En suma, con estos parámetros y hechos, el Poder Judicial o, en su defecto, el Tribunal Constitucional, deberían indicar que el indulto no cumple con la Convención Americana de Derechos Humanos y, con ello, enviar a nuevo a Fujimori a donde corresponde: un establecimiento penal en el que sus condiciones de salud estén garantizadas. Y si para el 29 de octubre de 2018 esto no es decidido por el Estado peruano, será la propia Corte Interamericana de Derechos Humanos quien tome la decisión, en el sentido arriba señalado.

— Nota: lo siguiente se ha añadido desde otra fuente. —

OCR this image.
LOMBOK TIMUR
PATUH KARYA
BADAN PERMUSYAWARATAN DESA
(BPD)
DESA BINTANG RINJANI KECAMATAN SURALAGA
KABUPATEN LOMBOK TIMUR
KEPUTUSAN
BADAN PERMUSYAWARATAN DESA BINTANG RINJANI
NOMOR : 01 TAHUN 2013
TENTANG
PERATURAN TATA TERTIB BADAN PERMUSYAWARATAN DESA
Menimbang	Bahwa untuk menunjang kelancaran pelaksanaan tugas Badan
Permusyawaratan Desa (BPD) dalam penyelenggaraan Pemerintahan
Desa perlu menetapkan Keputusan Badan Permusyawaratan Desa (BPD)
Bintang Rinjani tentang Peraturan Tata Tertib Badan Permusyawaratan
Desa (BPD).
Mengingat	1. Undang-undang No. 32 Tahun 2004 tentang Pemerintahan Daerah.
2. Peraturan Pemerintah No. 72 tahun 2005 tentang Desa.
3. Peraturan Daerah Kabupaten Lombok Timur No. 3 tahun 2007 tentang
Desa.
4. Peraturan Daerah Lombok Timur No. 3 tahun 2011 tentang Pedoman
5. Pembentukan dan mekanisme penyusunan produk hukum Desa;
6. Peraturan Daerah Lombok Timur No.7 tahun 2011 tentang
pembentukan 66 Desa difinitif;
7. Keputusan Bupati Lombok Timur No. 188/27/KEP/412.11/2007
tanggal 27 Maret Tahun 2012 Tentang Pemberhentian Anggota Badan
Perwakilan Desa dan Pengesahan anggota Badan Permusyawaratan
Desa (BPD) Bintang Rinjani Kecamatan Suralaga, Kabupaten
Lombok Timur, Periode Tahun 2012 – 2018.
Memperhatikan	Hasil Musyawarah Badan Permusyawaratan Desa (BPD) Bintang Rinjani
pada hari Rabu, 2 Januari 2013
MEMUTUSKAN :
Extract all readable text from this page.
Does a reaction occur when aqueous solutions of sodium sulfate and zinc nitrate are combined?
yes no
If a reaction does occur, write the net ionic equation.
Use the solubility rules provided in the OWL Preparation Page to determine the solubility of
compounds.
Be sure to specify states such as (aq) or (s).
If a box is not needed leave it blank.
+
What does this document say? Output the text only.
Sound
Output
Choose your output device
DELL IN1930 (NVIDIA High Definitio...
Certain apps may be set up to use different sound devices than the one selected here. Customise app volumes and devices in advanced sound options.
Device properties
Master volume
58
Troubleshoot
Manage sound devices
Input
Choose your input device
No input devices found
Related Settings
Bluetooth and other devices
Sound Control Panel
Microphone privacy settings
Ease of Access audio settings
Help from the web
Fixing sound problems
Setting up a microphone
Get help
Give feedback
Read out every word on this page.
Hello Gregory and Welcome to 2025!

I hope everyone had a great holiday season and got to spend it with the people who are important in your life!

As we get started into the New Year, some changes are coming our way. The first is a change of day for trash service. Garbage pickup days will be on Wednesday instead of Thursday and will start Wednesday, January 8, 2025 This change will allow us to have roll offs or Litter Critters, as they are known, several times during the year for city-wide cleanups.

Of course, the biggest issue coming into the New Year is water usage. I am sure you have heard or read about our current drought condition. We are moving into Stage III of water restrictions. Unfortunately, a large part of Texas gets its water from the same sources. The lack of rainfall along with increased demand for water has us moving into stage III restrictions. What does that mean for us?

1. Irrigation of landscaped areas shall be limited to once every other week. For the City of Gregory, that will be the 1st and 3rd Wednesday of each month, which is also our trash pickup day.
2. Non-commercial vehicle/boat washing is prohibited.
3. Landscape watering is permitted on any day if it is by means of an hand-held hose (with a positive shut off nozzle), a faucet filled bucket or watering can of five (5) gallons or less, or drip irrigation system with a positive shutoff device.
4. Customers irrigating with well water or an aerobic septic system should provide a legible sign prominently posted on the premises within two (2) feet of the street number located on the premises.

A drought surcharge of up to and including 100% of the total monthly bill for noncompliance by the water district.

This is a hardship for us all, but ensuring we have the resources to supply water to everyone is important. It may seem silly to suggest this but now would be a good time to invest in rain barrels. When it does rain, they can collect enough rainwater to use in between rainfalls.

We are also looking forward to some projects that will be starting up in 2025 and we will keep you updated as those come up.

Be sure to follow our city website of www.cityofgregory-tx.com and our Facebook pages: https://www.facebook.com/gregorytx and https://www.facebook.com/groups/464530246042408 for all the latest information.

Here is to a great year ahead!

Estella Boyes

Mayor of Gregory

Sin embargo, queda un elemento central en esta historia: la política. ¿Cómo queda el fujimorismo en torno a esta decisión? Rosa María Palacios enunció ayer una posible respuesta, que aún tiene un alto factor de espera:

Por otro lado, la decisión de la CIDH de criticar severamente el indulto “humanitario” a Alberto Fujimori, pero ordenar al Tribunal Constitucional que resuelva su inconstitucionalidad (el Presidente también podría, cumpliendo el mandato de la Corte, declararlo nulo) pone a Keiko Fujimori en aprietos. Ella ha perseguido a su hermano por sacar a su padre de la cárcel negociando con Kuczynski. Nunca quiso a su padre libre de esa forma y así lo reconoció en un comunicado de su partido. Pero si él regresara pronto a la cárcel –y todo parece indicar que la libertad se le acaba, como máximo, en octubre– ella será vista como la gran culpable y su hermano menor se encargará de recordárselo toda su campaña. ¿Qué hacer? Keiko Fujimori ha corrido a tomarse una foto con su padre, ahora sí, pidiendo su libertad. La cara de Alberto Fujimori lo dice todo. No confía en su hija.

La respuesta, por tanto, aún sigue abierta. Con la consiguiente incertidumbre para los familiares de las víctimas de los crímenes cometidos por quien gobernó el Perú en la década de 1990.